US President Barack Obama has delivered his fifth State of the Union address on Capitol Hill. As is custom, nay, the whole point of the speech – the President talked of the current state of affairs in the United States of America, focusing mainly on the economic position of the nation. There was a brief glance at America’s role in foreign affairs and diplomacy, in terms of Afghanistan, North Korea and Iran. And then Mr Obama laid out the plans and aspirations he has for his second and final term as President of the United States. The hour-long speech was replete with promises, some within reach and many others not even close to attainable.
The speech was much along the lines of that which he delivered in his second innauguration address on the hill. Again his words were based on hope and optimism, but the themes was far less muted than they were a little over four years ago before he became President. Aside from some specifics on the economy, gun control and climate change were key issues which Obama focused on. Again same-sex marriage rated a mention, albeit a not overly explicit one.
On the ABC24’s flagship current affairs program, The Drum there was a discussion and dissection of the speech, what it meant, what was in it and what parts of its’ contents will prove achievable for a President with nothing to lose. Most of that discussion had the realities of the situation in mind. It was abundantly clear to all panellists how difficult it would be for Obama to achieve much of the agenda set out today.
Jonathan Green, one of the guests on the show, described Obama’s list of policy goals as a “shopping list”. This is both an ill-fitting metaphor and an apt one for the policy agenda outlined by President Obama in the State of the Union address.
A shopping list is usually a list of things that you will buy and that are readily available on any given day. You go to the shops and they are there and you can usually afford them. They are within reach of everyone. Most of the items on Obama’s shopping list will simply prove to be well and truly out of reach.

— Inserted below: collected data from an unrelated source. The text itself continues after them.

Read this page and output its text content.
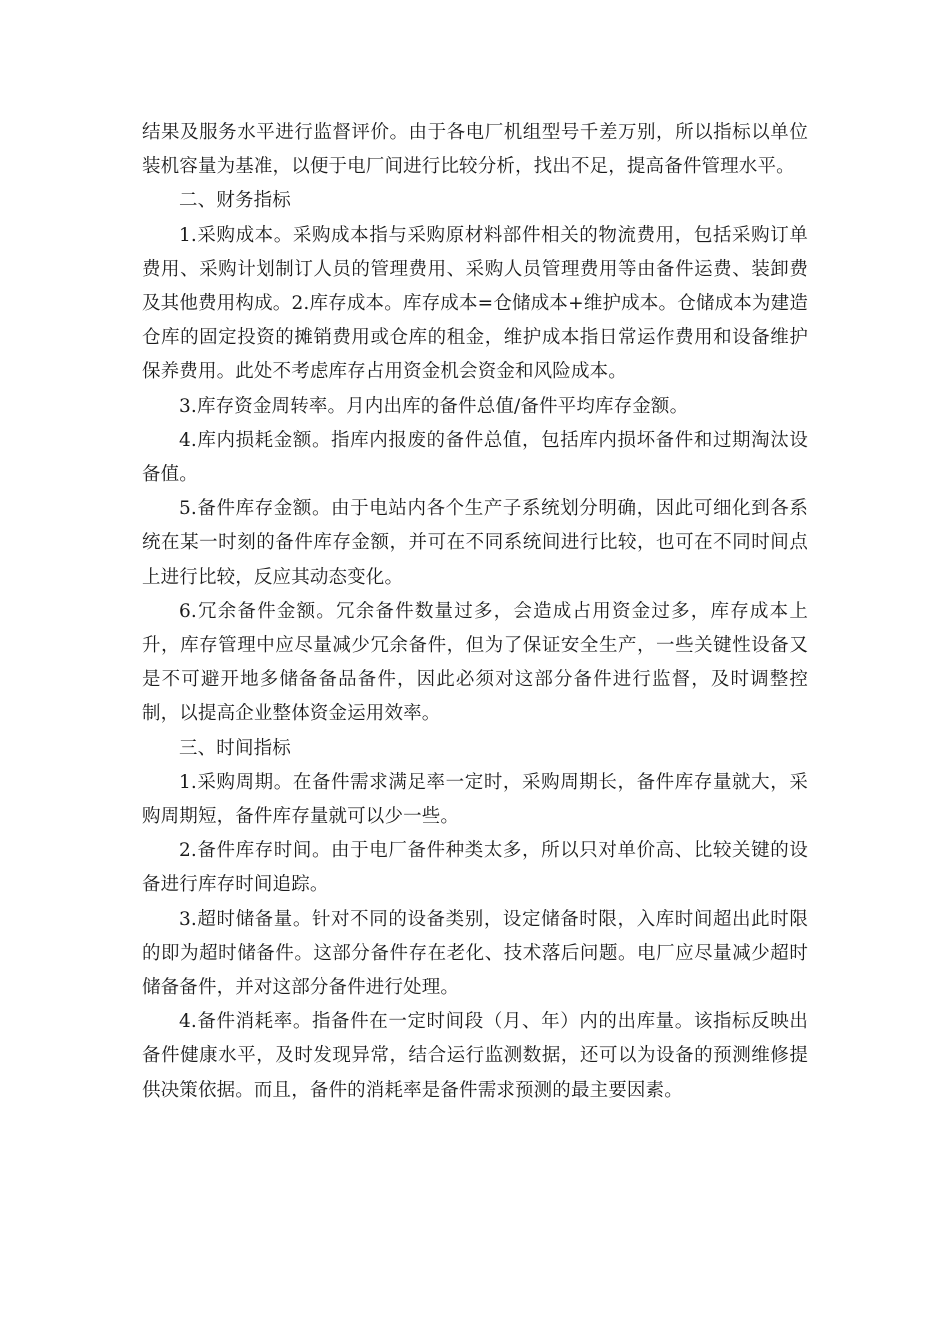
结果及服务水平进行监督评价。由于各电厂机组型号千差万别，所以指标以单位装机容量为基准，以便于电厂间进行比较分析，找出不足，提高备件管理水平。

二、财务指标

1.采购成本。采购成本指与采购原材料部件相关的物流费用，包括采购订单费用、采购计划制订人员的管理费用、采购人员管理费用等由备件运费、装卸费及其他费用构成。2.库存成本。库存成本=仓储成本+维护成本。仓储成本为建造仓库的固定投资的摊销费用或仓库的租金，维护成本指日常运作费用和设备维护保养费用。此处不考虑库存占用资金机会资金和风险成本。

3.库存资金周转率。月内出库的备件总值/备件平均库存金额。

4.库内损耗金额。指库内报废的备件总值，包括库内损坏备件和过期淘汰设备值。

5.备件库存金额。由于电站内各个生产子系统划分明确，因此可细化到各系统在某一时刻的备件库存金额，并可在不同系统间进行比较，也可在不同时间点上进行比较，反应其动态变化。

6.冗余备件金额。冗余备件数量过多，会造成占用资金过多，库存成本上升，库存管理中应尽量减少冗余备件，但为了保证安全生产，一些关键性设备又是不可避开地多储备备品备件，因此必须对这部分备件进行监督，及时调整控制，以提高企业整体资金运用效率。

三、时间指标

1.采购周期。在备件需求满足率一定时，采购周期长，备件库存量就大，采购周期短，备件库存量就可以少一些。

2.备件库存时间。由于电厂备件种类太多，所以只对单价高、比较关键的设备进行库存时间追踪。

3.超时储备量。针对不同的设备类别，设定储备时限，入库时间超出此时限的即为超时储备件。这部分备件存在老化、技术落后问题。电厂应尽量减少超时储备备件，并对这部分备件进行处理。

4.备件消耗率。指备件在一定时间段（月、年）内的出库量。该指标反映出备件健康水平，及时发现异常，结合运行监测数据，还可以为设备的预测维修提供决策依据。而且，备件的消耗率是备件需求预测的最主要因素。
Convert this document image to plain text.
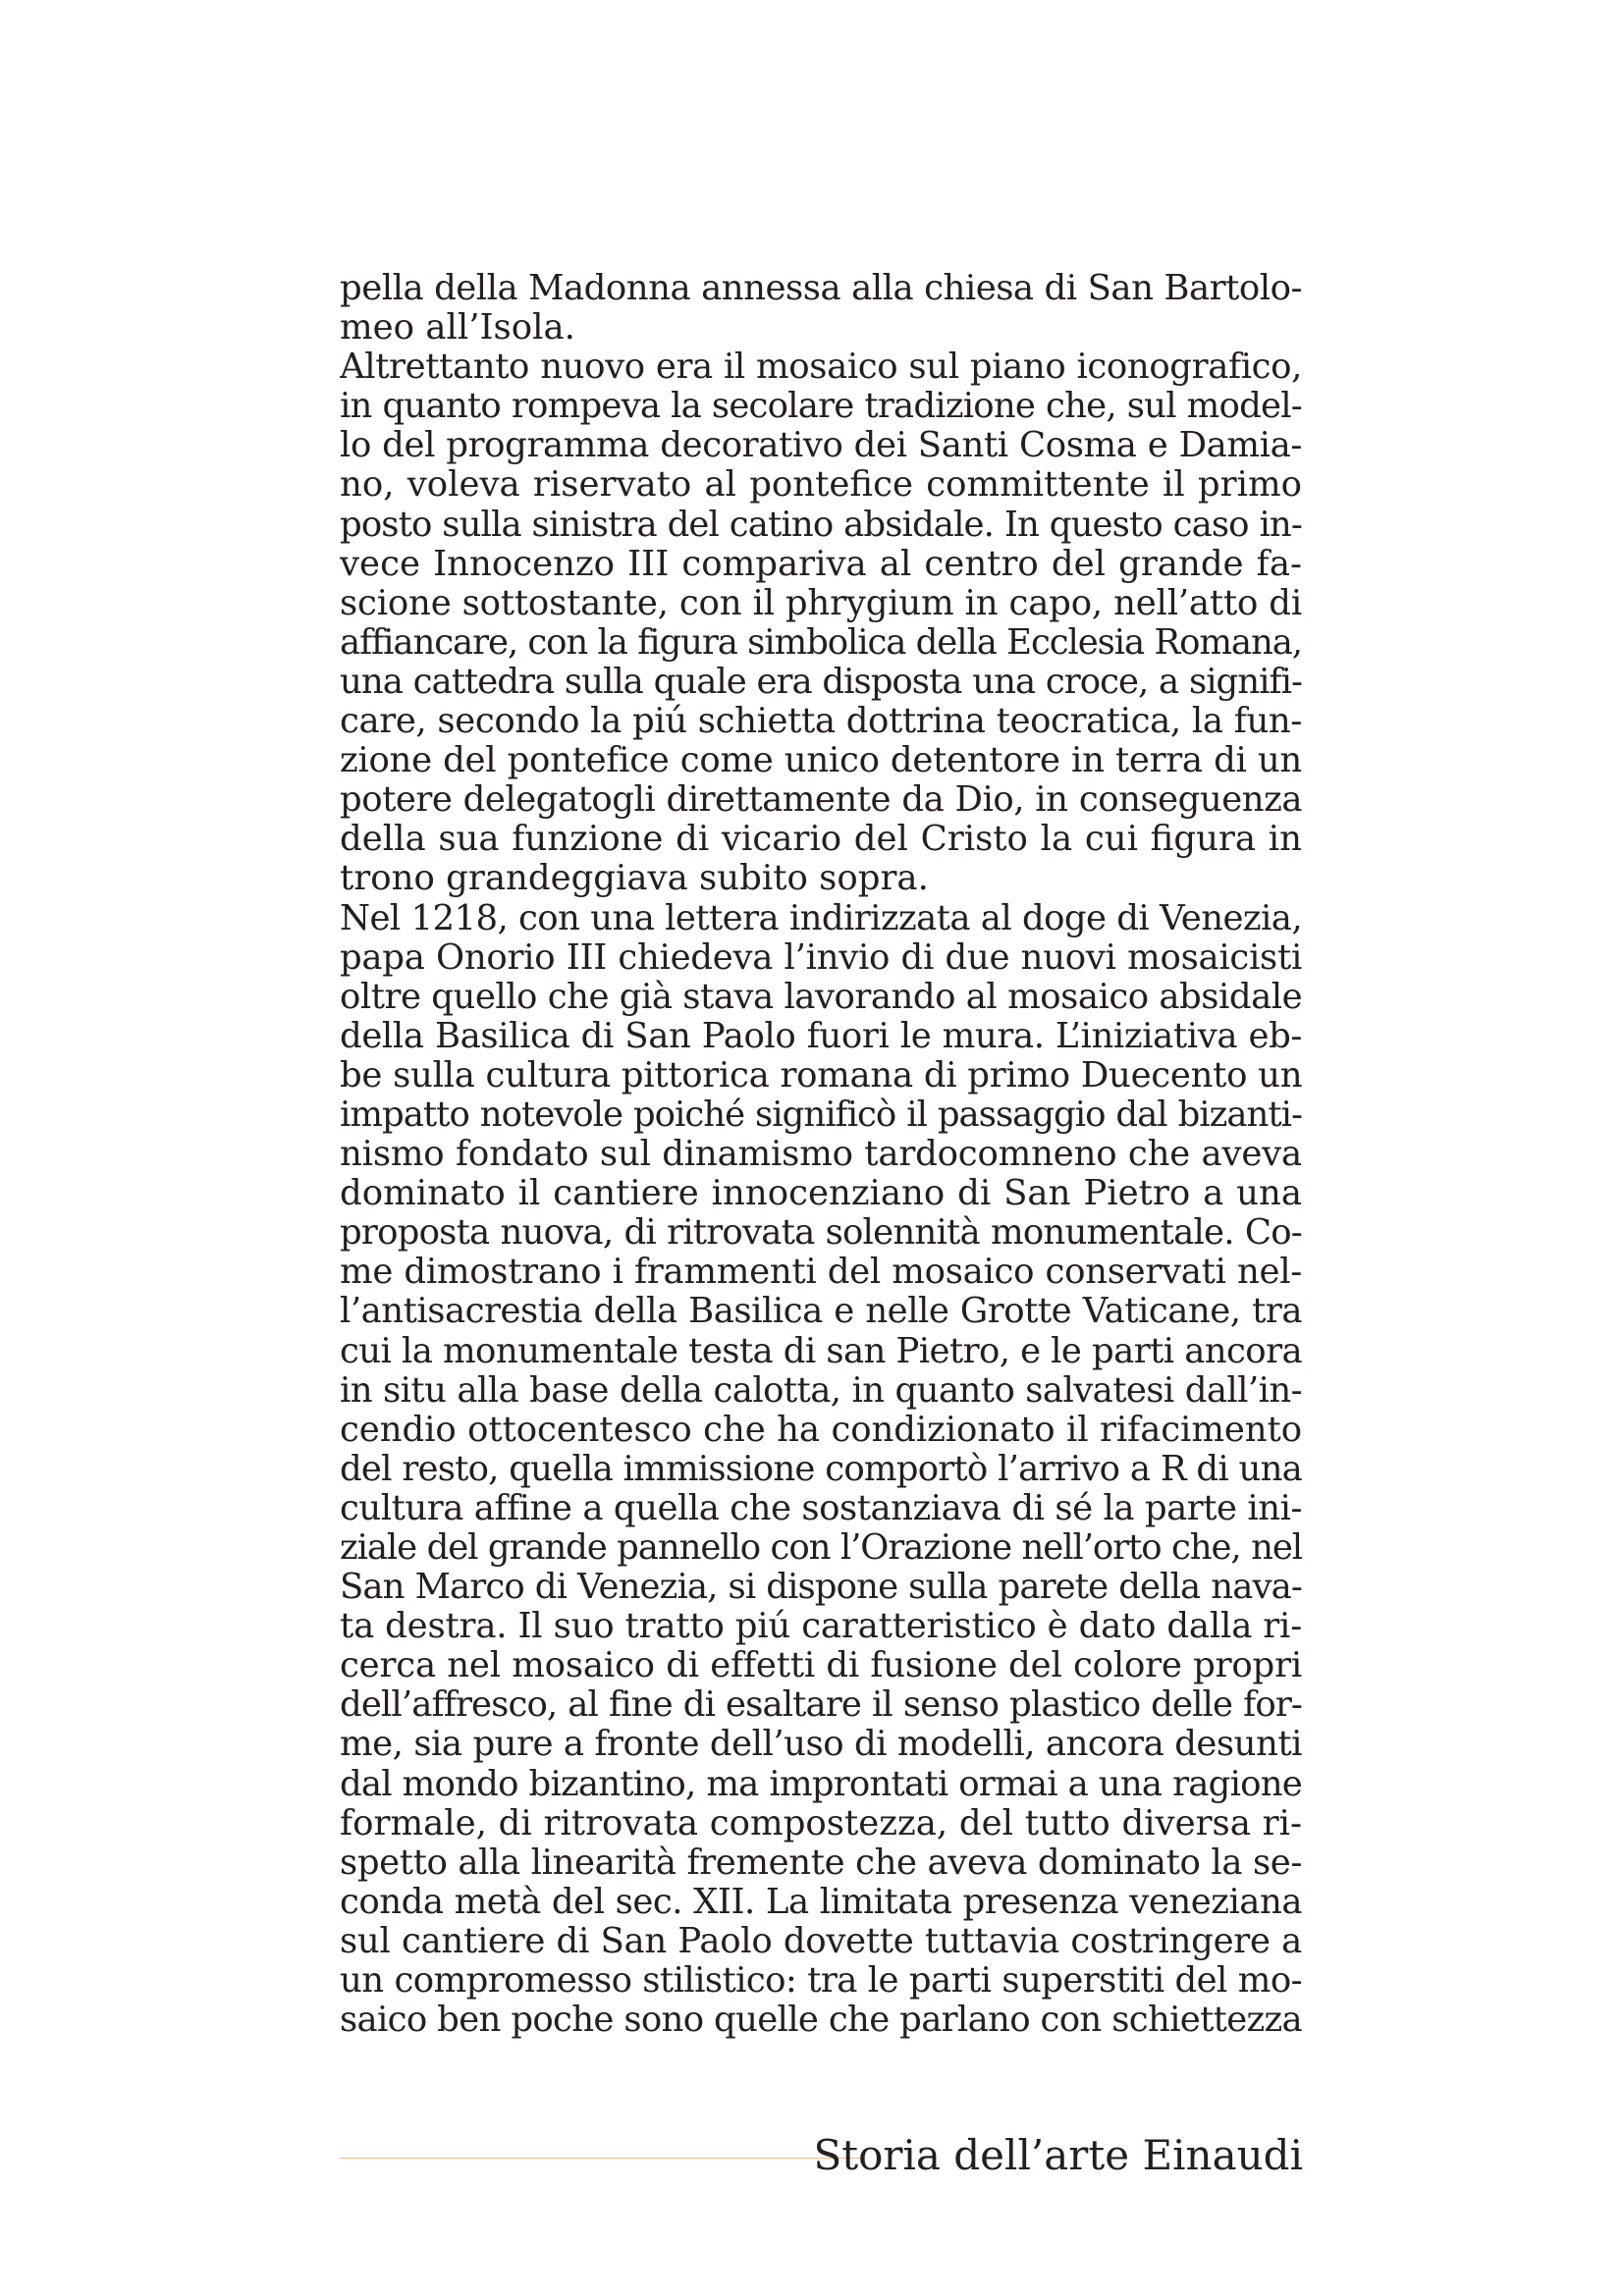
pella della Madonna annessa alla chiesa di San Bartolo-
meo all’Isola.
Altrettanto nuovo era il mosaico sul piano iconografico,
in quanto rompeva la secolare tradizione che, sul model-
lo del programma decorativo dei Santi Cosma e Damia-
no, voleva riservato al pontefice committente il primo
posto sulla sinistra del catino absidale. In questo caso in-
vece Innocenzo III compariva al centro del grande fa-
scione sottostante, con il phrygium in capo, nell’atto di
affiancare, con la figura simbolica della Ecclesia Romana,
una cattedra sulla quale era disposta una croce, a signifi-
care, secondo la piú schietta dottrina teocratica, la fun-
zione del pontefice come unico detentore in terra di un
potere delegatogli direttamente da Dio, in conseguenza
della sua funzione di vicario del Cristo la cui figura in
trono grandeggiava subito sopra.
Nel 1218, con una lettera indirizzata al doge di Venezia,
papa Onorio III chiedeva l’invio di due nuovi mosaicisti
oltre quello che già stava lavorando al mosaico absidale
della Basilica di San Paolo fuori le mura. L’iniziativa eb-
be sulla cultura pittorica romana di primo Duecento un
impatto notevole poiché significò il passaggio dal bizanti-
nismo fondato sul dinamismo tardocomneno che aveva
dominato il cantiere innocenziano di San Pietro a una
proposta nuova, di ritrovata solennità monumentale. Co-
me dimostrano i frammenti del mosaico conservati nel-
l’antisacrestia della Basilica e nelle Grotte Vaticane, tra
cui la monumentale testa di san Pietro, e le parti ancora
in situ alla base della calotta, in quanto salvatesi dall’in-
cendio ottocentesco che ha condizionato il rifacimento
del resto, quella immissione comportò l’arrivo a R di una
cultura affine a quella che sostanziava di sé la parte ini-
ziale del grande pannello con l’Orazione nell’orto che, nel
San Marco di Venezia, si dispone sulla parete della nava-
ta destra. Il suo tratto piú caratteristico è dato dalla ri-
cerca nel mosaico di effetti di fusione del colore propri
dell’affresco, al fine di esaltare il senso plastico delle for-
me, sia pure a fronte dell’uso di modelli, ancora desunti
dal mondo bizantino, ma improntati ormai a una ragione
formale, di ritrovata compostezza, del tutto diversa ri-
spetto alla linearità fremente che aveva dominato la se-
conda metà del sec. XII. La limitata presenza veneziana
sul cantiere di San Paolo dovette tuttavia costringere a
un compromesso stilistico: tra le parti superstiti del mo-
saico ben poche sono quelle che parlano con schiettezza
Storia dell’arte Einaudi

There has been some reform on gun control in the form of executive orders, but more significant reform which requires legislative approval will likely prove impossible. Meaningful action on climate change and same-sex marriage will likely suffer the same fate. It is however a positive step that the conversation on both issues has recommenced after being neglected during the election campaign of 2012.
In a sense, the issues outlined by Barack Obama do constitute a metaphorical shopping list. Some of the prescriptions raised by Obama are entirely necessary, like staples on a shopping list. There needs to be action on climate change and gun control and immigration law changes to name but a few topics raised.
Many of the items on Obama’s shopping list were what you would term ‘luxury items’. This is true in a metaphorical sense anyway. They are such because they will prove unobtainable. These are items that are of course desirable – ones which you really want, but which are, for some reason, almost unobtainable.
How many items can President Obama tick off the list? In reality he faces a tough battle with Republicans on the hill in just about every major policy area.